Feeling Body is an immersive experience. The album is essentially a sound diary of Nyokabi Kariũki’s experiences with long-Covid and coming to terms with the physical and emotional ramifications of living with a chronic illness. Opener “Subira” (which means patience in Swahili) slowly builds to an otherworldy chorus. On “fire head,” a distorted and warped voice repeats “They kept asking if I was OK,” which illustrates how an innocuous question can begin to feel like ridicule. The album’s magnum opus is the title song which uses a mix of Kariũki’s vocals and field recordings to create an intimate portrait of living with a chronic illness. “It’s hard when you realize that you don’t know how long it’s going to last, and having to learn how to accept this may be how your life may be for a while,” says Kariũki. Feeling Body feels viscerally vulnerable and is an important document of experiencing illness in a society that shies away from honesty about sickness.
Love As Projection
Vinyl LP, Compact Disc (CD)
Frankie Rose has always made big records with cinematic ambitions that grow ever more apparent with each new release, from the reverberating cosmic swirls of Interstellar a decade ago to the extended synthetic freakouts of Cage Tropical from 2017. On Love As Projection, the Brooklyn artist continues her ascent to the stars with shiny and lushly layered synth-pop full of bleeps and bloops and cracking drum machines, happily less mired in doom than her previous releases but no less dream-like for being 99.9% electrified. It’s somewhat ironic that as Rose’s sonic palette has grown colder, her songs have grown warmer, more forgiving, and full of compassion for herself, her desires, and her wants—or perhaps not, as Love As Projection feels like the truest reflection of Rose’s unique artistic vision that we’ve had the privilege of enjoying to date, and what’s more objectively joyful and worthy of celebration than being true to oneself.
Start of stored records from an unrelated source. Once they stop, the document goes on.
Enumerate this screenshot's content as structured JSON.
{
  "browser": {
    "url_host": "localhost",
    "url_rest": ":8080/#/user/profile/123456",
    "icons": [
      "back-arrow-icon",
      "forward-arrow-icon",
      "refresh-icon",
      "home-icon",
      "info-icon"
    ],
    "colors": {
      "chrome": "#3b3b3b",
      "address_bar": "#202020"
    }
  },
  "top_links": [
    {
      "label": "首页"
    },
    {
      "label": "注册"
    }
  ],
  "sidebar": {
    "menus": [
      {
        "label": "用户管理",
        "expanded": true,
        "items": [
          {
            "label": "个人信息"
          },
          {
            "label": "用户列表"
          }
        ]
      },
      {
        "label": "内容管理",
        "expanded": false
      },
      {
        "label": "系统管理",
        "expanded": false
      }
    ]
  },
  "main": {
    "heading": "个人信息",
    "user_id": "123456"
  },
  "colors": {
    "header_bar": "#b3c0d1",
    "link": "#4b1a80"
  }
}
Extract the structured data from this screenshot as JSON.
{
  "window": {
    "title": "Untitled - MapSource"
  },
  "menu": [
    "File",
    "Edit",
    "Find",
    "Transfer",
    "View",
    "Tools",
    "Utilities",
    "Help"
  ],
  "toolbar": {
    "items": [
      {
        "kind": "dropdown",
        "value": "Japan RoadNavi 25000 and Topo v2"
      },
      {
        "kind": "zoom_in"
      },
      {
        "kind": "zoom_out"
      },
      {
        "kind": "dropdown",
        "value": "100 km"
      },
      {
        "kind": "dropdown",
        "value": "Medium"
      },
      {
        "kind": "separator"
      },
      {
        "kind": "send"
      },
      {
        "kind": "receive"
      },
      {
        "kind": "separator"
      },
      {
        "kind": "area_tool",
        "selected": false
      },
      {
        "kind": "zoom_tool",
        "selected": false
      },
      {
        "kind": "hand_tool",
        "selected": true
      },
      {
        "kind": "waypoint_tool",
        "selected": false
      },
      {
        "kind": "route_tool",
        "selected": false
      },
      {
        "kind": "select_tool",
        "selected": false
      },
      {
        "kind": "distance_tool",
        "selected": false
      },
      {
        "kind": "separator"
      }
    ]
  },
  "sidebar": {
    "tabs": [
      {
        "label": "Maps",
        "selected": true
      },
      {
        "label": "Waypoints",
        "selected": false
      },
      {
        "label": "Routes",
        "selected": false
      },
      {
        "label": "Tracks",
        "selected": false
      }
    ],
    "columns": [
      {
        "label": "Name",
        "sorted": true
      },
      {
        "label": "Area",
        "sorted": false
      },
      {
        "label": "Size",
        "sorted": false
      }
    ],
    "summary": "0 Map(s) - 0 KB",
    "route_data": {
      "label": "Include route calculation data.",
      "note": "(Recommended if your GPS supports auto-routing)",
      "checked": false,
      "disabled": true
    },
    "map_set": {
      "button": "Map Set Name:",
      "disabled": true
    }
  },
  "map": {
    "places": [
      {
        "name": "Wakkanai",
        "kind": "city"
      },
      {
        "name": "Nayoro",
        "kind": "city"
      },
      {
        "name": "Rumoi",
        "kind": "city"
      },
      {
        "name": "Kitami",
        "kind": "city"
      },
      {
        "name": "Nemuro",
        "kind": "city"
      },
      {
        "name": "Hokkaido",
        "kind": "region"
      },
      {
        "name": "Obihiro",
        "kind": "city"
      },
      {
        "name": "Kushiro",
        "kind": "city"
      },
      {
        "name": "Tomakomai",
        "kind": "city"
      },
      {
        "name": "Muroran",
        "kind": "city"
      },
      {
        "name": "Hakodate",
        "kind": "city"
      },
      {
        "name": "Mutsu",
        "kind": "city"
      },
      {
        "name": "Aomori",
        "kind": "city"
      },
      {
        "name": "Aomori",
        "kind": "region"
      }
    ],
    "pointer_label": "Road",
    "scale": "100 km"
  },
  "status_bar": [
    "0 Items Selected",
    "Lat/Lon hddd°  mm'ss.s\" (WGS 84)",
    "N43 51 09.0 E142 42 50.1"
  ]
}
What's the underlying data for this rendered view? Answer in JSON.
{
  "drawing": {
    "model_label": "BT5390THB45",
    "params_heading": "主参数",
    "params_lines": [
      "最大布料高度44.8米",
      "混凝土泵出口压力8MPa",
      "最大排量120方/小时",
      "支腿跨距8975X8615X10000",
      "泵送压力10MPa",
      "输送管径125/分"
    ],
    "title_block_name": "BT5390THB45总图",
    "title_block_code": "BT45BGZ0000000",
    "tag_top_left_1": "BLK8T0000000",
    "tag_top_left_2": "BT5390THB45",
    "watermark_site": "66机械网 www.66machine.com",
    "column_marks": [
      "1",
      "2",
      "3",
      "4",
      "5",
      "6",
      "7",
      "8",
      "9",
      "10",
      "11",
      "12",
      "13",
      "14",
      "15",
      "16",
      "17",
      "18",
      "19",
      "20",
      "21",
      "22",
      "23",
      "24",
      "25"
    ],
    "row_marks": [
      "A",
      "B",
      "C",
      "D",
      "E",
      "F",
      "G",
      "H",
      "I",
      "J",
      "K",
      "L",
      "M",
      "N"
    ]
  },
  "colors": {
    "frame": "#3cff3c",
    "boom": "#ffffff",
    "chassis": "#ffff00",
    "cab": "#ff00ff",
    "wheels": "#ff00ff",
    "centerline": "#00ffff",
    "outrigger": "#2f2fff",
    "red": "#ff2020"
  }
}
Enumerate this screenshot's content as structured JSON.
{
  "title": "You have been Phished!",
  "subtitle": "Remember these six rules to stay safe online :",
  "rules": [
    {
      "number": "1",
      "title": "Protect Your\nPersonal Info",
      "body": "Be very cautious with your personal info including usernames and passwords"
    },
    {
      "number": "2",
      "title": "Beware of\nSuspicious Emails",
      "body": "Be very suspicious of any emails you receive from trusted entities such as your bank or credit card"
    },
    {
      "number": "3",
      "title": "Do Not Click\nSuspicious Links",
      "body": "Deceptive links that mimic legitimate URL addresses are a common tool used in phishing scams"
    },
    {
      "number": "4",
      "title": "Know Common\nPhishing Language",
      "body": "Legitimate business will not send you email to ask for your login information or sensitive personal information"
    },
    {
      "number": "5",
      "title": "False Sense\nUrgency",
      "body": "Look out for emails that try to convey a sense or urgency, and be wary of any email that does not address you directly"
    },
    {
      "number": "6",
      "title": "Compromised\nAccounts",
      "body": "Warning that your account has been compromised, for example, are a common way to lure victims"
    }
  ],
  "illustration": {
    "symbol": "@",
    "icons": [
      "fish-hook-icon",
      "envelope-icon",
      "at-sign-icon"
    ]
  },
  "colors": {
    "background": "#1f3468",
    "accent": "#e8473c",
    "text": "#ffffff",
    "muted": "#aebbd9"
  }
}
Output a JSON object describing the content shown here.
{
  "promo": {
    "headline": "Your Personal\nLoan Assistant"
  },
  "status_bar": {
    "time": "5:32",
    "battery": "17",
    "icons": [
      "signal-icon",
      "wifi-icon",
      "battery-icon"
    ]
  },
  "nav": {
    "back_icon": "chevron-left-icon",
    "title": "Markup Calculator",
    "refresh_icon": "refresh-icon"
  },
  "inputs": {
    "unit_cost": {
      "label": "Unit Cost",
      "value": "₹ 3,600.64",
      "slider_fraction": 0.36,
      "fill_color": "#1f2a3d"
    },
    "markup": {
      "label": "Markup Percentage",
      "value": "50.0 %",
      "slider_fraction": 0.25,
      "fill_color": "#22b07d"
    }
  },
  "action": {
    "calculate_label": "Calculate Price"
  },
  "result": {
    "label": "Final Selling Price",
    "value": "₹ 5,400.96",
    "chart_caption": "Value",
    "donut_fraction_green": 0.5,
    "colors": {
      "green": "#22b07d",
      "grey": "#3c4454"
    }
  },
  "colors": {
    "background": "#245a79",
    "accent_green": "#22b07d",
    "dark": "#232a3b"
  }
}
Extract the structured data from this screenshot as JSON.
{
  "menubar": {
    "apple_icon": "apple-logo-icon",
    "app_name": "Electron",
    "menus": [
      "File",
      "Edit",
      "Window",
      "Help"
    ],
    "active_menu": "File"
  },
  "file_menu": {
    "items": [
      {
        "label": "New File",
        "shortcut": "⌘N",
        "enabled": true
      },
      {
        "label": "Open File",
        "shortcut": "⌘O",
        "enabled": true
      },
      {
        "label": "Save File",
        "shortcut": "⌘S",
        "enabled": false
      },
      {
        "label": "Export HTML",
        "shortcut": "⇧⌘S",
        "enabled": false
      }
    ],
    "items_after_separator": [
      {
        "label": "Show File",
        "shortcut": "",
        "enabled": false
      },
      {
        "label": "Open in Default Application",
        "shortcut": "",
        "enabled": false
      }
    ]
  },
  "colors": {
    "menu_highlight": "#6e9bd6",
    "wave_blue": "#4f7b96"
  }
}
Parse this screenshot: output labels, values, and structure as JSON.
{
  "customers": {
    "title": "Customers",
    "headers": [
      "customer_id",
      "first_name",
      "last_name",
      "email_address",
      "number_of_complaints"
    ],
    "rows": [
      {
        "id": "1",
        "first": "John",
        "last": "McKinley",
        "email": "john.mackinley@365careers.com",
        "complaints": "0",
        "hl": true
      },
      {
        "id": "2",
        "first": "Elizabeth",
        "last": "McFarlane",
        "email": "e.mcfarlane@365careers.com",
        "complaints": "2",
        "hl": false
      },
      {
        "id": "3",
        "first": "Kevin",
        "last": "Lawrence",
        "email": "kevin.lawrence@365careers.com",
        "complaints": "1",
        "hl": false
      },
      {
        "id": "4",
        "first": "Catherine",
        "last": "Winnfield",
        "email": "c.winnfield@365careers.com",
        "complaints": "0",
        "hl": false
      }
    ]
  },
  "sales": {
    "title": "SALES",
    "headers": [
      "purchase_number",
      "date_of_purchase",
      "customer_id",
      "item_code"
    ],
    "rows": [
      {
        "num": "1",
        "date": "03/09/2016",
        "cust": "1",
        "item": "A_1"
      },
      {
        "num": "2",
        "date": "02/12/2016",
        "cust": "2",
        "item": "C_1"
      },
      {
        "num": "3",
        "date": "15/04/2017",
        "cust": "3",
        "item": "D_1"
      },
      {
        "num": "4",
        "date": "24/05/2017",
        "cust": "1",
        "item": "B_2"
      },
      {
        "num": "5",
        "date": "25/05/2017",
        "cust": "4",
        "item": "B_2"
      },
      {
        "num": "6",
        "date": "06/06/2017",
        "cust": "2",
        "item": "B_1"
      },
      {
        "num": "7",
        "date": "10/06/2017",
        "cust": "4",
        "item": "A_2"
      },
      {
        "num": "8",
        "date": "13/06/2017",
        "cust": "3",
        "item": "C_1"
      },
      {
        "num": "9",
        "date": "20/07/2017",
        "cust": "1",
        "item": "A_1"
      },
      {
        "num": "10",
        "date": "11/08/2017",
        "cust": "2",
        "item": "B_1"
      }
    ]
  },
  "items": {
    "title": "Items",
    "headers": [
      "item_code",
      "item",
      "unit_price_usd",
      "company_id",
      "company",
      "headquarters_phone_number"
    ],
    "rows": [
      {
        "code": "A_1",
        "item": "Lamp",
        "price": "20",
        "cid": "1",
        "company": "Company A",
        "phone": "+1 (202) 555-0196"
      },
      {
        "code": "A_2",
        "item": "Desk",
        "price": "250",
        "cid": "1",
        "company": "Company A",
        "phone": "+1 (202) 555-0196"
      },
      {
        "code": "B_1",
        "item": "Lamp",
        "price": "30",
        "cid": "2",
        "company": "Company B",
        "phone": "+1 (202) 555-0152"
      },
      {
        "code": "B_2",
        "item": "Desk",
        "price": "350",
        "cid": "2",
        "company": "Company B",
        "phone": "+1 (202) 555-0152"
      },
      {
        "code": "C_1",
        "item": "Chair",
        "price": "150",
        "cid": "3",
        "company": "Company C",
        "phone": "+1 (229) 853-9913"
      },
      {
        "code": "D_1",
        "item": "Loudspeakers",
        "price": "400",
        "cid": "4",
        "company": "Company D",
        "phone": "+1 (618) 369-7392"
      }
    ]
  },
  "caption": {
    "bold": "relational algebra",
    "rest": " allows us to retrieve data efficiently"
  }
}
2 x Vinyl LP, Compact Disc (CD), Cassette, T-Shirt/Shirt
To paraphrase Benjamin Franklin, in this world nothing is certain but death and Sadness. The artist born Damián Antón Ojeda has been cranking out albums at a steady clip since 2014 and shows no signs of slowing. And thank God for that: Each release has offered opportunities for gradual refinement, with Ojeda discovering new ways to expand on his restless and almost viscerally poignant take on black metal, widening the frame without ever becoming cartoonish. February’s April Sunset is another excellent example of this. The sprawling 15-minute opener “Bigbury April Twilight” is a jaw-dropper, opening with tentative, rippling electronics before erupting at the two-minute mark with a blistering rain of guitars and sweeping orchestral passages, cresting with a gang-shouted refrain that would slot in beautifully in any peak ‘90s emo record. Ojeda gets all of these different textures to coalesce into something heartrending, and tracks like the triumphant “Our Whole Lives in the Moment” play like industrial-strength post-rock, thick bands of guitar clawing their way upward. Ojeda has figured out a way to turn deep ache into sound, and each new outing hits harder and deeper than the last.